Lutte contre le sexisme : le nouveau cheval de bataille de Najat Vallaud-Belkacem

ENTRETIEN - Ce vendredi 30 novembre, un comité interministériel aux Droits des femmes et à l’Egalité se tient à Matignon. Si le Gouvernement prévoit plusieurs axes pour tendre à l’égalité homme/femme, Najat Vallaud-Belkacem veut s’attaquer à la base du mal : le sexisme. La ministre des Droits des femmes souhaite "faire basculer notre société, en déconstruisant les stéréotypes qui enferment les femmes et les hommes dans des rôles bien définis".

Lyon Capitale : Vous avez organisé à Lyon une conférence intitulée "Le sexisme, c’est pas mon genre". Si le public a répondu présent, l’assistance était principalement féminine. Le sexisme est-il un mal qui ne touche que les femmes ?

Najat Vallaud-Belkacem : Évidemment non. Les femmes comme les hommes souffrent de ce sexisme ordinaire qui les enferme chacun dans des rôles bien définis. Les femmes sont souvent dépréciées dans notre société, mais les hommes aussi ressentent un profond malaise, ils se retrouvent piégés dans des postures que l’on attend d’eux : être actif, combattif… Avec cette conférence, nous faisons nos premiers pas dans une démarche de déconstruction des stéréotypes et de travail sur les mentalités. C’est un travail qui se fait en profondeur et qui pourra être long ; la terre n’est pas devenue ronde pour tout le monde en même temps.

Pourquoi vous lancez-vous dans ce combat contre le sexisme maintenant ?

Le moment est venu de faire basculer notre société, en déconstruisant les stéréotypes. Les attitudes sexistes sont omniprésentes, et les Français ont montré leur refus de les voir perdurer. Lorsque Cécile Duflot a été sifflée à l'Assemblée nationale, les réseaux sociaux s'étaient alors enflammés pour dénoncer une attitude inacceptable. Combattre le sexisme, c’est tendre à l’égalité homme-femme, ce qui ne peut que tirer chacun de nous vers le haut. Cette bataille que nous amorçons contre ces préjugés constitue également un extraordinaire point d’entrée pour la lutte contre toutes les formes de discrimination. D’ailleurs, longtemps, ceux qui défendaient une discrimination ethnique se sont appuyés sur le modèle de discrimination faite aux femmes.

Par quel moyen comptez-vous effectuer ce travail de déconstruction des préjugés ?

L’école doit être un des principaux leviers pour abolir la société des stéréotypes.

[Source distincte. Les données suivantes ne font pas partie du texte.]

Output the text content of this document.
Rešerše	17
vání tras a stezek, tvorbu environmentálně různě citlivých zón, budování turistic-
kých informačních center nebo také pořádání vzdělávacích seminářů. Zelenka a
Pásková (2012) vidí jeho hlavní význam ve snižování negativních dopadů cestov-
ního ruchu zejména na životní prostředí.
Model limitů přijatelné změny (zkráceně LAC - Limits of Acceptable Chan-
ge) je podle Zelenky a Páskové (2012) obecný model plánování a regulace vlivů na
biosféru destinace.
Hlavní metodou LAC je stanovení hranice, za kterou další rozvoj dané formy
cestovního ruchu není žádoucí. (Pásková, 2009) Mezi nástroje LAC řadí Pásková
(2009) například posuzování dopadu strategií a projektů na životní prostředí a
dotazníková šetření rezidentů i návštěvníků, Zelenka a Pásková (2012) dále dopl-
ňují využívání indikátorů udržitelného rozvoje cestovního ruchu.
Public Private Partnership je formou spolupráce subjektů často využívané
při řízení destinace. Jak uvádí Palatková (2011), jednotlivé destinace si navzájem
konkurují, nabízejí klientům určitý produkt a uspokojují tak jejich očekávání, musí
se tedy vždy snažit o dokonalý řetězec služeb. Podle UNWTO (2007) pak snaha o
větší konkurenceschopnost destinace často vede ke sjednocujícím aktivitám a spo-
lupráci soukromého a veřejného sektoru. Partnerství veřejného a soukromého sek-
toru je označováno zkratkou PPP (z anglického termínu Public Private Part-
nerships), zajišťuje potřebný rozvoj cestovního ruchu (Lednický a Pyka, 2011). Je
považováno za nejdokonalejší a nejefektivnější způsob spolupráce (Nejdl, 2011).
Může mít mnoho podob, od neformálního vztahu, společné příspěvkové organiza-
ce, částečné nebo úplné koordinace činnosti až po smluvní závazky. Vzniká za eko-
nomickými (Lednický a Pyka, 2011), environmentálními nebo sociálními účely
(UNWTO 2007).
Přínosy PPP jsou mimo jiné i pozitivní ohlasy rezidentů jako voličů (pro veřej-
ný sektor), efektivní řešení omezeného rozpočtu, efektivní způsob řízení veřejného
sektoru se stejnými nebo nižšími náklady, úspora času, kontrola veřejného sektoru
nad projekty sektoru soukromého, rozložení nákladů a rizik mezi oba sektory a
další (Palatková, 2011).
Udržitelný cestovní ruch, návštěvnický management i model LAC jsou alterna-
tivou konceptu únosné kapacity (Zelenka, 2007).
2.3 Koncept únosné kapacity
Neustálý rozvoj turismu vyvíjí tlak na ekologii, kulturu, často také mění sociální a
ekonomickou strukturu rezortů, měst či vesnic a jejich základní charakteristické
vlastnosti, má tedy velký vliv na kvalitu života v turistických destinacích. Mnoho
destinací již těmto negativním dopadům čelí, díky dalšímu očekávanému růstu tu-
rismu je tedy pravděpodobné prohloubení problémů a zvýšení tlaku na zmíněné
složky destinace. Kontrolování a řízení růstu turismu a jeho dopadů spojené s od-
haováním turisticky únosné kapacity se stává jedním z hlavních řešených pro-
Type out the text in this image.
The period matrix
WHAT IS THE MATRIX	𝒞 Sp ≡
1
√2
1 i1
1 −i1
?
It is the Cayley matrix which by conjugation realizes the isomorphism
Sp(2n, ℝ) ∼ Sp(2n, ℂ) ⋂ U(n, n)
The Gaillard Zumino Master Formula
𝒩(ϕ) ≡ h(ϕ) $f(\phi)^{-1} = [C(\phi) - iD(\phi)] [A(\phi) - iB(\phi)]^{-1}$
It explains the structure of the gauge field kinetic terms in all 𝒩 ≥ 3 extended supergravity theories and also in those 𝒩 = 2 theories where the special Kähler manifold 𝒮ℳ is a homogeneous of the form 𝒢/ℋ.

Jusqu’ici, elle a plutôt conforté les enfants dans ces images figées et stéréotypées, pourtant elle devrait au contraire les contrecarrer. Nous attendons de l’école qu’elle participe à l’éducation de nos enfants, qu’elle les aide à s'émanciper.

Est-ce que cela veut dire qu’il faut nier la différence entre les sexes ?

Non, je ne crois pas à la théorie selon laquelle il faudrait gommer la différence des sexes. On ne va pas nier une réalité qui est la différence biologique. J’aimerais en revanche que l’on cesse de penser que certaines qualités sont rattachées aux filles et d’autres aux garçons. Je suis maman de jumeaux, une fille et un garçon ; eh bien, j’aimerais que lorsque ma fille aura 35 ans, on dise qu’elle est douce, attentionnée – qualités que l’on adjoint facilement à une fille –, mais également tenace et courageuse, vertus qu’on lie plus généralement à un homme.

Vous évoquez l'école comme vecteur de ce travail sur les mentalités chez les enfants, mais pour les adultes, est-ce trop tard ?

Non. Pour les adultes, je crois beaucoup au travail sur les médias. Il faut envoyer des images nouvelles des hommes et des femmes, briser les carcans dans lesquels on les a enfermés. Il est de la responsabilité des dirigeants de médias de veiller à ce que plus de femmes interviennent en qualité d'experts dans les articles et reportages – elles ne représentent aujourd'hui que 18% d'entre eux. Les patrons de chaînes, qu’elles soient d’ailleurs publiques ou privées, se montrent plutôt réceptifs à ce message. Croyez-moi, afficher la lutte contre le sexisme comme une priorité politique, cela fait déjà bouger les choses.